This Robotic Medical Tapeworm Mimics the Real Parasite to Invade Your Body

It’s the medical innovation that no one asked for. Scientists have just created a synthetic version of a tapeworm’s tiny hook-filled head—a perhaps unnerving invention that might actually make some drugs or tests easier to deliver.

Researchers at Harvard University developed the robo-tapeworm anchor, hoping to improve on existing methods of latching onto bodily tissue. In lab experiments testing their creation, they found that it was as sticky as intended. The spiky attachment could have a wide variety of uses, the researchers say, from improving drug delivery to making more convenient anti-theft devices.

Adult tapeworms survive by attaching themselves to their host’s gut and siphoning off nutrients from our body. Many, though not all, species of tapeworms accomplish this via a circular set of hooked “teeth” on their scolex, or head. While most of us would rather never think about a tapeworm and its feeding equipment, the Harvard researchers were instead inspired by it.

“Parasitic species have a rather dubious reputation with the general public due to their often terrifying body forms and unfamiliar lifecycles that seem straight out of science fiction movies,” said study researcher James Weaver, a biomedical engineer at Harvard’s Wyss Institute, in a statement from the university. “Despite this fact, it is important to realize that these species are particularly well adapted for anchoring into a wide range of different host tissue types using a remarkably diverse set of species- and tissue-specific attachment organs.”

A high-speed video (8000 frames per second) showing how the device’s hooks are deployed. © Maquignaz et al/PNAS Nexus

There are existing technologies that lift some aspects of the tapeworm as a means of securing long-lasting drugs or medical sensors to a person’s internal tissues or organs. But Weaver and his co-authors wanted to create a fully realized, if synthetic, facsimile of a hooked scolex—a tall feat, given how tiny and surprisingly complex these structures are. Still, with the help of experts in robotics, medical device design, and invertebrate zoology, the team was able to develop a prototype. The millimeters-long attachment is made out of stainless steel and polymers.

They tested their prototype on medical hydrogels that could simulate body tissue. Across the board, they found that it could easily attach to any of the tested materials, with its only limitation on stickiness being the actual strength of the tissue.

“These results demonstrate the efficacy of parasite-inspired deployable designs as an alternative to, or complement to, existing tissue attachment mechanisms,” the scientists wrote in their paper, published this week in the journal PNAS Nexus.
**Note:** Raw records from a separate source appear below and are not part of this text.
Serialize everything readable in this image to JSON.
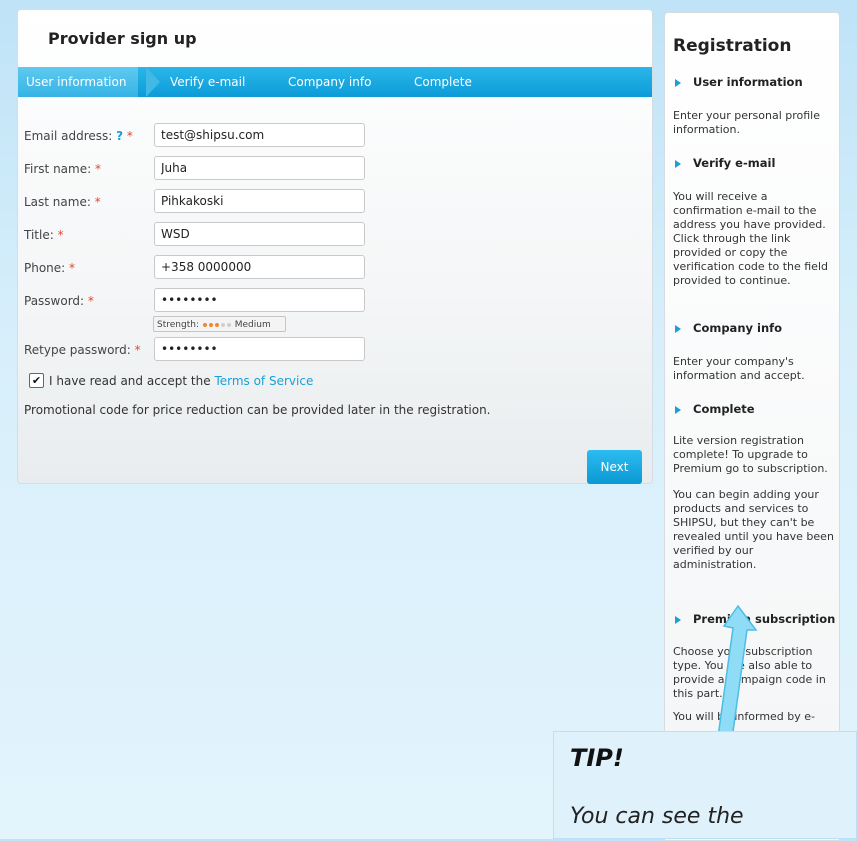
{
  "form": {
    "title": "Provider sign up",
    "steps": [
      "User information",
      "Verify e-mail",
      "Company info",
      "Complete"
    ],
    "fields": {
      "email": {
        "label": "Email address:",
        "help": "?",
        "required": "*",
        "value": "test@shipsu.com"
      },
      "first_name": {
        "label": "First name:",
        "required": "*",
        "value": "Juha"
      },
      "last_name": {
        "label": "Last name:",
        "required": "*",
        "value": "Pihkakoski"
      },
      "title": {
        "label": "Title:",
        "required": "*",
        "value": "WSD"
      },
      "phone": {
        "label": "Phone:",
        "required": "*",
        "value": "+358 0000000"
      },
      "password": {
        "label": "Password:",
        "required": "*",
        "value": "••••••••"
      },
      "retype_password": {
        "label": "Retype password:",
        "required": "*",
        "value": "••••••••"
      }
    },
    "strength": {
      "label": "Strength:",
      "level_text": "Medium",
      "filled_dots": 3,
      "total_dots": 5
    },
    "terms": {
      "checked": true,
      "text": "I have read and accept the",
      "link": "Terms of Service"
    },
    "promo_text": "Promotional code for price reduction can be provided later in the registration.",
    "next_label": "Next"
  },
  "sidebar": {
    "title": "Registration",
    "sections": [
      {
        "heading": "User information",
        "text": "Enter your personal profile information."
      },
      {
        "heading": "Verify e-mail",
        "text": "You will receive a confirmation e-mail to the address you have provided. Click through the link provided or copy the verification code to the field provided to continue."
      },
      {
        "heading": "Company info",
        "text": "Enter your company's information and accept."
      },
      {
        "heading": "Complete",
        "text": "Lite version registration complete! To upgrade to Premium go to subscription.",
        "text2": "You can begin adding your products and services to SHIPSU, but they can't be revealed until you have been verified by our administration."
      },
      {
        "heading": "Premium subscription",
        "text": "Choose your subscription type. You are also able to provide a campaign code in this part.",
        "text2": "You will be informed by e-"
      }
    ]
  },
  "tip": {
    "title": "TIP!",
    "text": "You can see the"
  },
  "colors": {
    "accent": "#0c9bd6",
    "required": "#e2472b",
    "link": "#1a9fd8"
  }
}
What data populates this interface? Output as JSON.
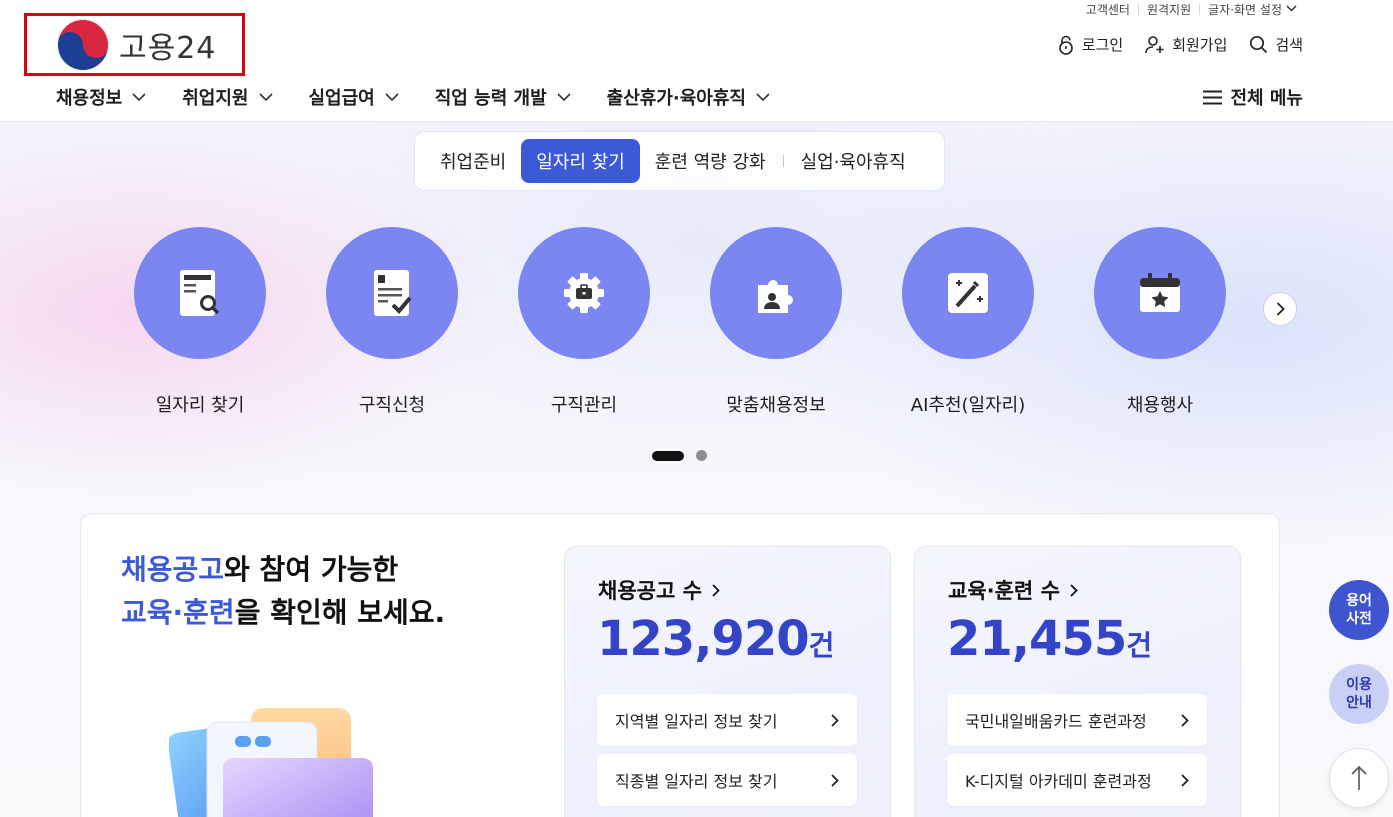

The findings are only a proof of concept for the team’s creation, meaning it will take more research to confirm its feasibility. But they were able to make their prototype cheaply with relative ease, an important consideration for any future plans of mass production. And should their device pan out, the researchers envision a wide array of uses for it.

It could be used to precisely deliver extended-release drugs to specific parts of the body with minimal tissue damage, for instance, or to implant diagnostic tests or sensors that keep track of metrics like body temperature or levels of a medication. Since it so closely resembles a tapeworm scolex, the attachment could also serve as a model in the lab to better understand how these parasites physically affect our bodies. And outside of medicine, the tapeworm tech could be used in reversible tags that attach to wildlife or in temporary anti-theft devices used at retail stores, the researchers note.

Those all sound like very useful and practical applications. But let’s just hope no one ever thinks to create a bigger version of this that could be attached to a Boston Dynamics robot dog or something—the world is scary enough as is.